Last week, Anthropic donated the Model Context Protocol (MCP) to the Linux Foundation's newly created Agentic AI Foundation. OpenAI, Block, Microsoft, Google, AWS, Cloudflare, and Bloomberg are all backing the move—protecting the standard that connects AI agents to enterprise systems by placing stewardship with the same neutral body that oversees protocols like Kubernetes, Node.js, and PyTorch.
Maintaining MCP for the greater good of AI
MCP started as Anthropic's solution to a fundamental challenge: AI assistants and agents are only as useful as the context they can access, and every integration required bespoke connectors. In just one year, MCP has become the de facto standard for AI data connectivity. ChatGPT, Gemini, Microsoft Copilot, and others have adopted it. According to Anthropic, there are now over 10,000 public MCP servers and 97 million SDK downloads per month.
Moving MCP to the Linux Foundation means the protocol will evolve based on community consensus rather than any single company's roadmap or commercial interests. Enterprises can adopt MCP knowing it will remain open and that their investments in MCP-based integrations will work across AI platforms now and into the future.
What the move signals about where AI is heading
Anthropic's decision to donate MCP—and the industry-wide support behind it—tells us something important about the trajectory of enterprise AI:
The integration layer will be open. Just as HTTP became the universal protocol for web communication and SQL became the standard for database queries, MCP is positioning to become the universal protocol for AI-to-data connectivity. The major AI platforms have effectively agreed that competing on integration protocols doesn't serve anyone.
AI platform choice will remain fluid. Organizations won't commit to a single AI vendor for all use cases. Different teams will use different tools. New platforms will emerge. The best enterprises will architect for this reality rather than against it.
Governance becomes the differentiator. When connectivity is standardized, the competitive advantage shifts to how well organizations can govern, secure, and manage those connections at scale.

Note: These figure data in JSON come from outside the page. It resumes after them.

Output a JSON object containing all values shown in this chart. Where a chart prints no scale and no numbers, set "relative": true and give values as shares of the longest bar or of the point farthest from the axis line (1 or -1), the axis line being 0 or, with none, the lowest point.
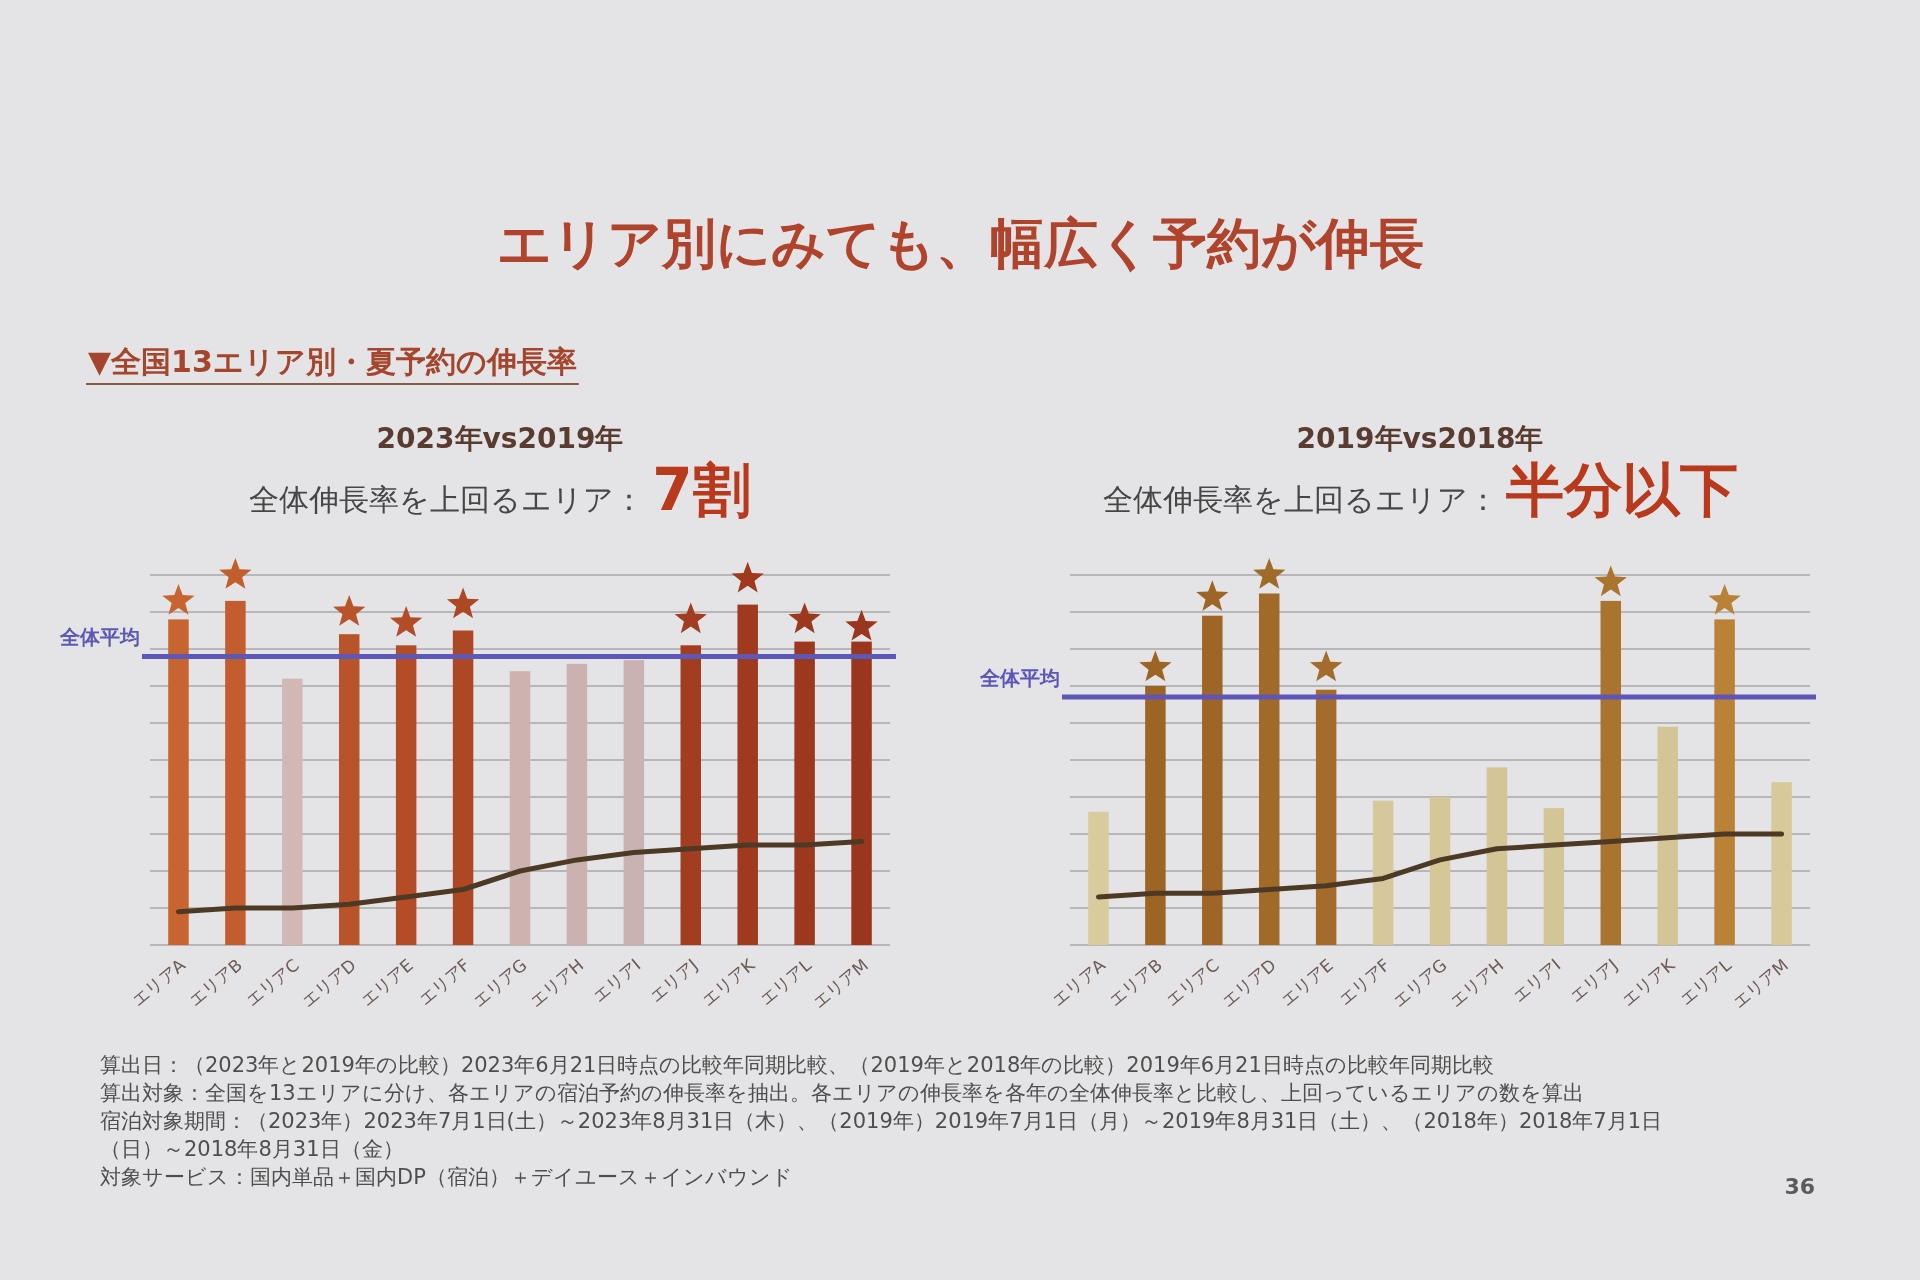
{
  "chart_data": [
    {
      "type": "other",
      "title": "エリア別にみても、幅広く予約が伸長",
      "subtitle": "▼全国13エリア別・夏予約の伸長率"
    },
    {
      "type": "bar",
      "title": "2023年vs2019年",
      "subtitle": "全体伸長率を上回るエリア：",
      "annotations": [
        "7割"
      ],
      "relative": true,
      "grid": "y",
      "categories": [
        "エリアA",
        "エリアB",
        "エリアC",
        "エリアD",
        "エリアE",
        "エリアF",
        "エリアG",
        "エリアH",
        "エリアI",
        "エリアJ",
        "エリアK",
        "エリアL",
        "エリアM"
      ],
      "series": [
        {
          "type": "bar",
          "values": [
            0.88,
            0.93,
            0.72,
            0.84,
            0.81,
            0.85,
            0.74,
            0.76,
            0.77,
            0.81,
            0.92,
            0.82,
            0.82
          ],
          "colors": [
            "#c8642f",
            "#c25e2d",
            "#d2b8b4",
            "#b9532a",
            "#b44d27",
            "#ae4724",
            "#cdb3b0",
            "#cbb2b0",
            "#c9b2b1",
            "#a23d20",
            "#9f3a1f",
            "#9c381e",
            "#9a361d"
          ]
        },
        {
          "type": "line",
          "color": "#4d3a25",
          "values": [
            0.09,
            0.1,
            0.1,
            0.11,
            0.13,
            0.15,
            0.2,
            0.23,
            0.25,
            0.26,
            0.27,
            0.27,
            0.28
          ]
        },
        {
          "type": "scatter",
          "marker": "star",
          "x": [
            "エリアA",
            "エリアB",
            "エリアD",
            "エリアE",
            "エリアF",
            "エリアJ",
            "エリアK",
            "エリアL",
            "エリアM"
          ],
          "values": [
            0.93,
            1.0,
            0.9,
            0.87,
            0.92,
            0.88,
            0.99,
            0.88,
            0.86
          ],
          "colors": [
            "#c8642f",
            "#c25e2d",
            "#b9532a",
            "#b44d27",
            "#ae4724",
            "#a23d20",
            "#9f3a1f",
            "#9c381e",
            "#9a361d"
          ]
        }
      ],
      "ref_lines": [
        {
          "axis": "y",
          "value": 0.78,
          "label": "全体平均",
          "color": "#5c58b6"
        }
      ]
    },
    {
      "type": "bar",
      "title": "2019年vs2018年",
      "subtitle": "全体伸長率を上回るエリア：",
      "annotations": [
        "半分以下"
      ],
      "relative": true,
      "grid": "y",
      "categories": [
        "エリアA",
        "エリアB",
        "エリアC",
        "エリアD",
        "エリアE",
        "エリアF",
        "エリアG",
        "エリアH",
        "エリアI",
        "エリアJ",
        "エリアK",
        "エリアL",
        "エリアM"
      ],
      "series": [
        {
          "type": "bar",
          "values": [
            0.36,
            0.7,
            0.89,
            0.95,
            0.69,
            0.39,
            0.4,
            0.48,
            0.37,
            0.93,
            0.59,
            0.88,
            0.44
          ],
          "colors": [
            "#d9cb9e",
            "#9c6524",
            "#9d6626",
            "#a06a28",
            "#a36c2a",
            "#d6c89a",
            "#d5c798",
            "#d4c596",
            "#d4c597",
            "#ab742e",
            "#d3c596",
            "#b98236",
            "#d8c99a"
          ]
        },
        {
          "type": "line",
          "color": "#4d3a25",
          "values": [
            0.13,
            0.14,
            0.14,
            0.15,
            0.16,
            0.18,
            0.23,
            0.26,
            0.27,
            0.28,
            0.29,
            0.3,
            0.3
          ]
        },
        {
          "type": "scatter",
          "marker": "star",
          "x": [
            "エリアB",
            "エリアC",
            "エリアD",
            "エリアE",
            "エリアJ",
            "エリアL"
          ],
          "values": [
            0.75,
            0.94,
            1.0,
            0.75,
            0.98,
            0.93
          ],
          "colors": [
            "#9c6524",
            "#9d6626",
            "#a06a28",
            "#a36c2a",
            "#ab742e",
            "#b98236"
          ]
        }
      ],
      "ref_lines": [
        {
          "axis": "y",
          "value": 0.67,
          "label": "全体平均",
          "color": "#5d55b8"
        }
      ]
    },
    {
      "type": "other",
      "annotations": [
        "算出日：（2023年と2019年の比較）2023年6月21日時点の比較年同期比較、（2019年と2018年の比較）2019年6月21日時点の比較年同期比較",
        "算出対象：全国を13エリアに分け、各エリアの宿泊予約の伸長率を抽出。各エリアの伸長率を各年の全体伸長率と比較し、上回っているエリアの数を算出",
        "宿泊対象期間：（2023年）2023年7月1日(土）～2023年8月31日（木）、（2019年）2019年7月1日（月）～2019年8月31日（土）、（2018年）2018年7月1日（日）～2018年8月31日（金）",
        "対象サービス：国内単品＋国内DP（宿泊）＋デイユース＋インバウンド",
        "36"
      ]
    }
  ]
}
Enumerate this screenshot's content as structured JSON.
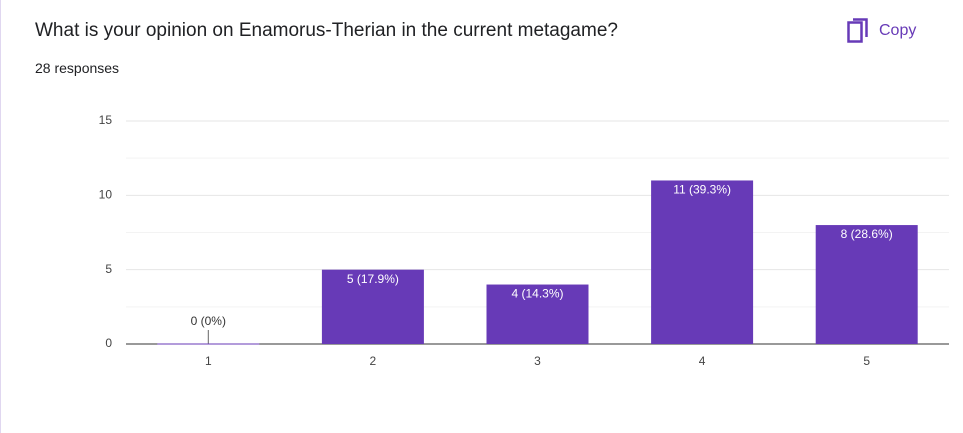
{
  "chart_data": {
    "type": "bar",
    "title": "What is your opinion on Enamorus-Therian in the current metagame?",
    "subtitle": "28 responses",
    "button": "Copy",
    "categories": [
      "1",
      "2",
      "3",
      "4",
      "5"
    ],
    "values": [
      0,
      5,
      4,
      11,
      8
    ],
    "value_labels": [
      "0 (0%)",
      "5 (17.9%)",
      "4 (14.3%)",
      "11 (39.3%)",
      "8 (28.6%)"
    ],
    "color": "#673ab7",
    "ylim": [
      0,
      15
    ],
    "yticks": [
      0,
      5,
      10,
      15
    ],
    "minor_yticks": [
      2.5,
      7.5,
      12.5
    ],
    "grid": true
  }
}
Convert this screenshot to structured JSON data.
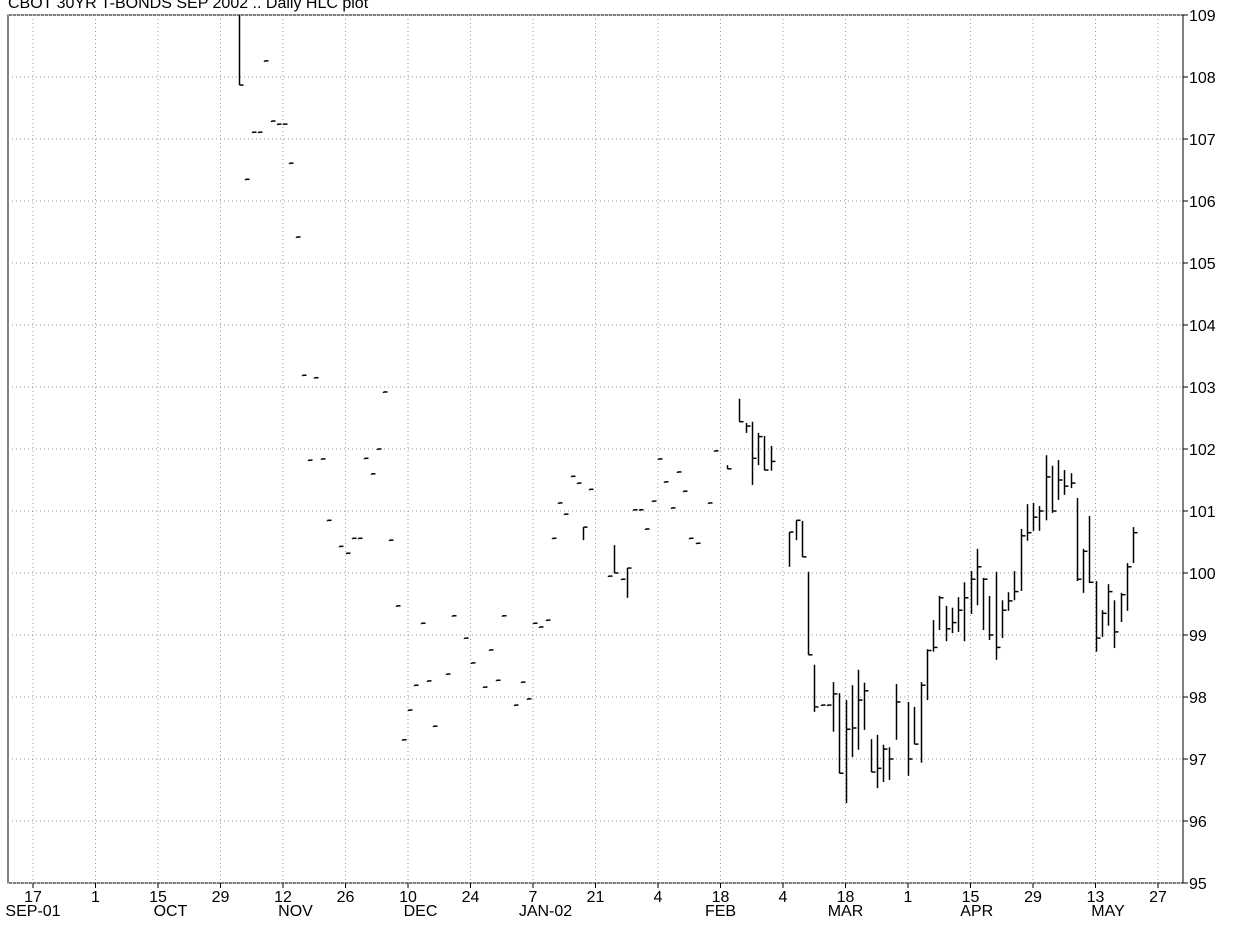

Architectural principles for an MCP-native future
As MCP matures under neutral stewardship, we can expect similar developments to some of the other neutral open-source technologies that the Linux Foundation stewards. For example, before Kubernetes became the industry standard for container orchestration, deployments were locked into a single cloud provider’s tool – AWS ECS, Google Container Engine, or Azure. When Kubernetes emerged as the standard, organizations that had planned for a vendor-neutral architecture reaped the rewards of portable workloads and hybrid environments without costly rewrites. We can expect the same development in the AI world with MCP – organizations strategically planning ahead today should:
Separate your data layer from your AI layer. The systems your AI agents connect to should be independent from which AI platform runs the agent. This separation means you can adopt new AI tools without rebuilding connectivity, sunset old tools without losing integrations, and maintain consistent governance regardless of which AI platform is making the request.
Centralize credential and permission management. MCP's accessibility is a double-edged sword. It's now trivially easy for developers and business users to spin up connections to company data without IT involvement. This creates the same shadow IT risks we've seen with cloud apps and APIs, but with higher stakes. A unified approach to authentication and authorization across all AI connections will be essential.
Build for portability from day one. Any MCP integration you build today should work with Claude, ChatGPT, Copilot, and platforms that don't exist yet. Avoid implementations that tie your data connectivity to a single AI vendor's specific requirements or extensions.
Plan for a multi-agent future. The agentic AI landscape is evolving rapidly. Organizations will likely run multiple specialized agents across different platforms, all needing access to the same enterprise data. Architectures that assume a single AI entry point will struggle to adapt.
Building the future of AI with open standards
MCP's move to the Linux Foundation is part of a broader pattern: the foundational infrastructure of AI is becoming open and collaborative, even as AI platforms compete fiercely on capabilities. This mirrors the evolution of the internet, cloud computing, and mobile—proprietary applications built on open standards.
For enterprise buyers, maximizing flexibility and preventing vendor lock-in will be critical in the coming year. The AI landscape will look dramatically different in two years, and the organizations best positioned to benefit will be those who build on open protocols and maintain independence in their data architecture today. The ability to bring the same governed data connectivity to any AI agent, assistant, or workflow using MCP — without reconnecting each time — will separate organizations that can move quickly with AI from those stuck in integration debt.